- Legal Futures - https://www.legalfutures.co.uk -

“Kamikaze” solicitor who took £1.2m from client account to fund gambling habit struck off

Online gambling: all client account money returned

A vastly experienced solicitor who took over £1.2m from client account in just two months to fund an online gambling habit has been struck off, despite the money being paid back and his claim that personal difficulties mean he had been in a “kamikaze” state of mind and “pushed the ‘sod it’ button”.

Richard Noel Sedgley was born in 1951 and was admitted in 1978, practising as a sole practitioner in Bournemouth.

The Solicitors Disciplinary Tribunal (SDT) heard that between 15 February 2016 and 20 April 2016, Mr Sedgley made 59 payments ranging from £1,000 to £90,000 from his firm’s client account to his personal account.

Though at times there were shortages on the client account, by 15 June 2016 all the money had been replaced. He made 35 payments the other way, mainly from his winnings but also from his personal funds.

Mr Sedgley said he had suffered two bereavements in a short period – the sudden death of a work colleague and the death of a close personal friend – and both funerals had taken place in the week before the first withdrawal from client account. Witnesses said his gambling had been out of character.

The ruling recorded: “The respondent [Mr Sedgley] told the tribunal that through counselling he had come to understand that, after a build-up of work pressures and personal grief, he had ‘pushed the “sod it button”’. The respondent told the tribunal that he could not say he addressed the rights and wrongs of his actions; he had been acting in a kamikaze way.”

He said he did not understand that what he was doing was wrong, because he had had no intention permanently to deprive clients of their money.

The test to find a solicitor dishonest involves both an objective element – “by the standards of reasonable and honest people” – and a subjective one, namely that the solicitor must have realised that by those standards his or her conduct was dishonest.

The SDT said: “Whilst the tribunal took into account the fact that the respondent’s behaviour in the relevant period was out of character, and considered carefully the difficult circumstances he faced at the time, it was forced to the irresistible conclusion that in making such a large number of transfers, totalling a staggering £1,204,000, from February to April 2016, the respondent’s conduct was dishonest by the ordinary standards of reasonable and honest people.

“Further, in taking steps to repay the money and keeping records of how much was owed when he knew the money belonged to his clients, and that he was not entitled to use that money, the respondent realised that his conduct was dishonest by those same standards.

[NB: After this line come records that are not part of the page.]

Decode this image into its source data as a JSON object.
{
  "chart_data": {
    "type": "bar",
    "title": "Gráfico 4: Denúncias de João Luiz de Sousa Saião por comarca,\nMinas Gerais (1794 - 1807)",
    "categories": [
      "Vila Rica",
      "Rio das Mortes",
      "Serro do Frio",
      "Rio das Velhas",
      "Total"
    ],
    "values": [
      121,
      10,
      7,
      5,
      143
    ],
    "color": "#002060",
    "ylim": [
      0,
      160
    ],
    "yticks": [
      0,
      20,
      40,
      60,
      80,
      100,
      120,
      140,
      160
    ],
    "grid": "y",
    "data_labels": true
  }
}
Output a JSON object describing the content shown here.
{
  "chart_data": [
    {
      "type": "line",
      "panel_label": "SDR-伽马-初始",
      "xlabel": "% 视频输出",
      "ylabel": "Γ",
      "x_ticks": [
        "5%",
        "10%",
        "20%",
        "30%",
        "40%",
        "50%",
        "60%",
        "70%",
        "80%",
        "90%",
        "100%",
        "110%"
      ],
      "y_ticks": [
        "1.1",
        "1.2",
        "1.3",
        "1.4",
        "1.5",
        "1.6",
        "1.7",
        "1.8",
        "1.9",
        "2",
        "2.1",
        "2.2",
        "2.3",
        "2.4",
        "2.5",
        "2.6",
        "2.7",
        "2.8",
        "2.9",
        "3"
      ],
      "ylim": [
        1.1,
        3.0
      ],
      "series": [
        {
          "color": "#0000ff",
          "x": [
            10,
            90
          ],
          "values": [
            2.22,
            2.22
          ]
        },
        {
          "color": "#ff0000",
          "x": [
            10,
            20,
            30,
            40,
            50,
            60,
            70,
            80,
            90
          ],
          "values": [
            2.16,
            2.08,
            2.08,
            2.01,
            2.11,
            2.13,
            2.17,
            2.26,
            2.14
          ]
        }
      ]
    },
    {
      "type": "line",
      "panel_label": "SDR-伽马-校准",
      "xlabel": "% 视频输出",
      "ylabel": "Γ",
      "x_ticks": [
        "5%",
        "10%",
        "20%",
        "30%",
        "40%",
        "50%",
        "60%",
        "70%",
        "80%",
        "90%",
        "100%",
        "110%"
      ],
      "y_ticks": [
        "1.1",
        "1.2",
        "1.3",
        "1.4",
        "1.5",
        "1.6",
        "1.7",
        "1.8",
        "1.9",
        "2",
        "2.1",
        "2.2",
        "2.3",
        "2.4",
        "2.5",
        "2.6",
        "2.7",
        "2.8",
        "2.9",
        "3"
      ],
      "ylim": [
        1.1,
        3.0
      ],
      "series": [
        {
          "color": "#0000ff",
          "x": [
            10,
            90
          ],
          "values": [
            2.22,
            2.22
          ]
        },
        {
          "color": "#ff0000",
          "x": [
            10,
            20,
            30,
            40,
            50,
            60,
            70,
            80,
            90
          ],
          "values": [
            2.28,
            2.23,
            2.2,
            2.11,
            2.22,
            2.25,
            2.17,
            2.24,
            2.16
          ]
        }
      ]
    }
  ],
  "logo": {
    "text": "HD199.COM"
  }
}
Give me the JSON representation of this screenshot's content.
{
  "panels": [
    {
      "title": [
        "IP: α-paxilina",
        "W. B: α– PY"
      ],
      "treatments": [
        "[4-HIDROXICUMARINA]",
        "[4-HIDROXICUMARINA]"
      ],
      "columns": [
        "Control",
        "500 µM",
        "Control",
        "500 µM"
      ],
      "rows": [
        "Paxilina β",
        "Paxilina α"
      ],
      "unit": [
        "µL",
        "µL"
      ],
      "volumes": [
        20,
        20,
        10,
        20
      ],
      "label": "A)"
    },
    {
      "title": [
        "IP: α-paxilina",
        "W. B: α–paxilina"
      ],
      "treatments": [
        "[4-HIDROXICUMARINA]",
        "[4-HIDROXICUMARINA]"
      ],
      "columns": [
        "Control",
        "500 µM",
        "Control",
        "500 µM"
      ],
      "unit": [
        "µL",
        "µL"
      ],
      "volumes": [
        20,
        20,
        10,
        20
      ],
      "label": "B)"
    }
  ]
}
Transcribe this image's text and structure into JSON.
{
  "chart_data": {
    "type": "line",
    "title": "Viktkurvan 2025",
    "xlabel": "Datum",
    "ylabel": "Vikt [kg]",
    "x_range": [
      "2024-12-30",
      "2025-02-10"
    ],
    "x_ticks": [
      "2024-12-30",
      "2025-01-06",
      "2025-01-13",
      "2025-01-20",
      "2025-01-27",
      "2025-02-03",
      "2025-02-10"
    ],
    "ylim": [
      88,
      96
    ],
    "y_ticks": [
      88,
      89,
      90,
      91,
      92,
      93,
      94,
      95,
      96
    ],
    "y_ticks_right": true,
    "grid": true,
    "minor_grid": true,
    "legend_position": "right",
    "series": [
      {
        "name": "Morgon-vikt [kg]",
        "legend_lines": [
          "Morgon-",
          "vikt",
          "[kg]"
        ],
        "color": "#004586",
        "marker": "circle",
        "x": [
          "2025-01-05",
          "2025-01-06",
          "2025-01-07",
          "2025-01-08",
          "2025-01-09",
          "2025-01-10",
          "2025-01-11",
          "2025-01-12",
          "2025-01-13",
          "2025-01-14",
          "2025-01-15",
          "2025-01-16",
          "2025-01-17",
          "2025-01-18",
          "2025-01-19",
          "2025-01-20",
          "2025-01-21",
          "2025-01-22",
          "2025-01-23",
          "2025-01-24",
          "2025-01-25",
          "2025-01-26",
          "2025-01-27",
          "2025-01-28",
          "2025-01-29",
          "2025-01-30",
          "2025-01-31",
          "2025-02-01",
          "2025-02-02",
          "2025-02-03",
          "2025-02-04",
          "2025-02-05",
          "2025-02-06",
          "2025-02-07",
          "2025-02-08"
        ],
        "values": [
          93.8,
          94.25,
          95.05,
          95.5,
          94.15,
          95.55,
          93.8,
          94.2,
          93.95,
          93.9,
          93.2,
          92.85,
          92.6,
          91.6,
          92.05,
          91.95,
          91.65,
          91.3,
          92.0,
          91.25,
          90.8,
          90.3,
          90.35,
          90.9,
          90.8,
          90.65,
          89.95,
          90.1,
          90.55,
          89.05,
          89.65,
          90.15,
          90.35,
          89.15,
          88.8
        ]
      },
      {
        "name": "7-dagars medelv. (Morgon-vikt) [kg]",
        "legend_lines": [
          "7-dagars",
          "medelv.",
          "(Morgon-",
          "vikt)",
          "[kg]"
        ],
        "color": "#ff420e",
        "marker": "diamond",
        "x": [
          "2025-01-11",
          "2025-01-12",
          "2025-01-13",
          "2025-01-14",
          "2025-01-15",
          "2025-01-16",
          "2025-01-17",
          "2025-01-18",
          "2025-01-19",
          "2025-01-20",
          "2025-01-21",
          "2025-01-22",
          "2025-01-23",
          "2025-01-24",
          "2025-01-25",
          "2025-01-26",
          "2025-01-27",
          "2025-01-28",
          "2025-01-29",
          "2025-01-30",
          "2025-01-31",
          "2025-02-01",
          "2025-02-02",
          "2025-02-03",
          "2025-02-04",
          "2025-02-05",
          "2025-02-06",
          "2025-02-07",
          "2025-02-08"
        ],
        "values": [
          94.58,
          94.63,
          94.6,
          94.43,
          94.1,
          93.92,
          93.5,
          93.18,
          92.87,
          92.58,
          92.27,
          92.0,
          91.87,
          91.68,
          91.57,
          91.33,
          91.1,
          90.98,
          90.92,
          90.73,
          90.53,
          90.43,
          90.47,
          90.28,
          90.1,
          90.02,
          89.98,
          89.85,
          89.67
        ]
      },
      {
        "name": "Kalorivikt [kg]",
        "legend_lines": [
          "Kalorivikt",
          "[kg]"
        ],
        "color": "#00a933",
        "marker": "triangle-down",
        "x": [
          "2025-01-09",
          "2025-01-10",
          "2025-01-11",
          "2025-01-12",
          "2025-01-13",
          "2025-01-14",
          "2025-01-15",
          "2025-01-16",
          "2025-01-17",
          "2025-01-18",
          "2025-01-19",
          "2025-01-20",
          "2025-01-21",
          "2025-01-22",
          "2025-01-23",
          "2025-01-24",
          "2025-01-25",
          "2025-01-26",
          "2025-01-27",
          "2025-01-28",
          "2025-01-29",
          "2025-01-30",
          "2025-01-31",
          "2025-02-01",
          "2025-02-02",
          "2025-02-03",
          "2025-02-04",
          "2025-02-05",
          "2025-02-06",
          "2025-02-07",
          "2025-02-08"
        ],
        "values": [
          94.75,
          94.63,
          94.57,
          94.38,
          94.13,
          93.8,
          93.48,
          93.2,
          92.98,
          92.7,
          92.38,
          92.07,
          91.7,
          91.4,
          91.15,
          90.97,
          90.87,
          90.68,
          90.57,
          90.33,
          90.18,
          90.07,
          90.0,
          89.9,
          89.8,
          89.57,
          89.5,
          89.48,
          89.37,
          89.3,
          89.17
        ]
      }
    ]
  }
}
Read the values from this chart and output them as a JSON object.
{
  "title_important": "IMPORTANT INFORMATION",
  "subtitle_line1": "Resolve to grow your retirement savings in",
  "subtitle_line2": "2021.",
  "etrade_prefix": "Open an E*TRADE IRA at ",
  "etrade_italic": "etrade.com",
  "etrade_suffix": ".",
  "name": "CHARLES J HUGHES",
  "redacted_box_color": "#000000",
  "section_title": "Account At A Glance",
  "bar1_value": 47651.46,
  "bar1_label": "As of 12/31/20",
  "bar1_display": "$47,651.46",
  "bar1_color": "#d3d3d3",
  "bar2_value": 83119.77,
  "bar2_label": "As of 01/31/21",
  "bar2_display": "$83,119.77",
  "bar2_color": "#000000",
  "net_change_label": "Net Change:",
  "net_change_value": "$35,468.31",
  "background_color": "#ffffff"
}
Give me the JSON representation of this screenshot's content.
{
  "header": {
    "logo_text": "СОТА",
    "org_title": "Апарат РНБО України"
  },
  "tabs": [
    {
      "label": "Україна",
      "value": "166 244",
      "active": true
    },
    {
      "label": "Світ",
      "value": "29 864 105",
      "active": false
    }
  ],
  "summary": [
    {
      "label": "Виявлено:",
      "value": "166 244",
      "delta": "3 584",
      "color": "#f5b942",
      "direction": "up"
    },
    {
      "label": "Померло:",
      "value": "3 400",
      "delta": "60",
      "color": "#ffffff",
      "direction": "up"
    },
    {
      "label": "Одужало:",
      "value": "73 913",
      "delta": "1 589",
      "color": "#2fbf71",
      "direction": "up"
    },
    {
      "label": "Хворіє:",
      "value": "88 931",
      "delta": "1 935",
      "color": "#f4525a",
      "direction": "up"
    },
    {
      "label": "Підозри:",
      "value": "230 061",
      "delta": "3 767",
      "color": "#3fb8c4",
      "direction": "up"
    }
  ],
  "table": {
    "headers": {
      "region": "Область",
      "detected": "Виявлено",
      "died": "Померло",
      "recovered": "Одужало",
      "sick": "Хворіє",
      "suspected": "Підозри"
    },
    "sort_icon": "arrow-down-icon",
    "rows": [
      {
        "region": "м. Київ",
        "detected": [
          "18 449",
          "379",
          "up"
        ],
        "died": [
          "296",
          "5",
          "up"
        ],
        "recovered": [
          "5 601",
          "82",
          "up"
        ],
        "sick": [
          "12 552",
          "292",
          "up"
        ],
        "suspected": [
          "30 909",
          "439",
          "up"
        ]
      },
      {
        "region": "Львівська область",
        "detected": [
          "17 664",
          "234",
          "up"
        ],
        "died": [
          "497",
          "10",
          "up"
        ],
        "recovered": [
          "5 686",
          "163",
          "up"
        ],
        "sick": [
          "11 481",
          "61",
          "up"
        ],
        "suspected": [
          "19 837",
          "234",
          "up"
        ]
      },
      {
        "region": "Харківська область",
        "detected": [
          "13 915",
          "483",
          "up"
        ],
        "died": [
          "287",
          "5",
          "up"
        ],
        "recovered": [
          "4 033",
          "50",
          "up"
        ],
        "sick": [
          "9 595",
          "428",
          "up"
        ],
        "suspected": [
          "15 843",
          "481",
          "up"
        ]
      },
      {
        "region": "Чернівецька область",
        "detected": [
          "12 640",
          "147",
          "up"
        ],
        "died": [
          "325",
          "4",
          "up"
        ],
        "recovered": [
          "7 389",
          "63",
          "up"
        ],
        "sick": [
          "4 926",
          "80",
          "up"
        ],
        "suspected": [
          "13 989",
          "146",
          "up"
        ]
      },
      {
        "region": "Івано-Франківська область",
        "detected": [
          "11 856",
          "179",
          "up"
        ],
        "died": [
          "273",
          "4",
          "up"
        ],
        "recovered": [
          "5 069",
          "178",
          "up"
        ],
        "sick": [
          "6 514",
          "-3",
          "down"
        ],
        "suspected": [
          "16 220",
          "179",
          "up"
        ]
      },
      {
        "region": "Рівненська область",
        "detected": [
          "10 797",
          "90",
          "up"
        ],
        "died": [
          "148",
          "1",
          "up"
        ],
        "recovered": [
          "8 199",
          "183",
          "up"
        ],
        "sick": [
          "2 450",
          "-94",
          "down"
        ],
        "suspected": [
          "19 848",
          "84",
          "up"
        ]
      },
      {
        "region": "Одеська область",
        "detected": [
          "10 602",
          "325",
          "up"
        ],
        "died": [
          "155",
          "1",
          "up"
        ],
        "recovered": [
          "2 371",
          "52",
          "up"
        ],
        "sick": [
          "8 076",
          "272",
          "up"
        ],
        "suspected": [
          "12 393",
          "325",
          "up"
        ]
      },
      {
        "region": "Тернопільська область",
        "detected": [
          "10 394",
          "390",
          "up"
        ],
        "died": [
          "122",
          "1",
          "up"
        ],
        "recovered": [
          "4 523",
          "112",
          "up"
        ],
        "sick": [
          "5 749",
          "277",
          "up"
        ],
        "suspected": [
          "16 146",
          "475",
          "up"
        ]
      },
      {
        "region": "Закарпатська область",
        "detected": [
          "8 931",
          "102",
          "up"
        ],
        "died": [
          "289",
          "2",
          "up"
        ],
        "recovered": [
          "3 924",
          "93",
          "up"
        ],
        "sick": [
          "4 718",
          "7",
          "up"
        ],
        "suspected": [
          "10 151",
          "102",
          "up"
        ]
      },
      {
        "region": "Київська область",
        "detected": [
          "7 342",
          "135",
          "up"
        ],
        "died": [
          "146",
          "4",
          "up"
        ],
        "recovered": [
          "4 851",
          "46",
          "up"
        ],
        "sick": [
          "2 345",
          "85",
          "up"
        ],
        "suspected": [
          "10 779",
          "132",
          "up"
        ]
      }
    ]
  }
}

“The respondent’s conduct showed conscious impropriety, over a period which was long enough to show a course of conduct.”

Though there had been no actual loss to clients, there had been “a real risk” at times during the period that Mr Sedgley would have been unable to repay the money he had used.

The SDT concluded: “Whilst it was to the respondent’s credit that he had repaid the sums he had misused and that the misconduct was within a short period in a long and good career, there were no exceptional circumstances such that any lesser sanction than striking off was appropriate.

“This was a sad case, as until this period of misconduct the respondent had been a good and honest solicitor. However, the maintenance of the reputation of the profession, as one whose members could be trusted to the ends of the earth, required that the respondent should be struck off the roll.”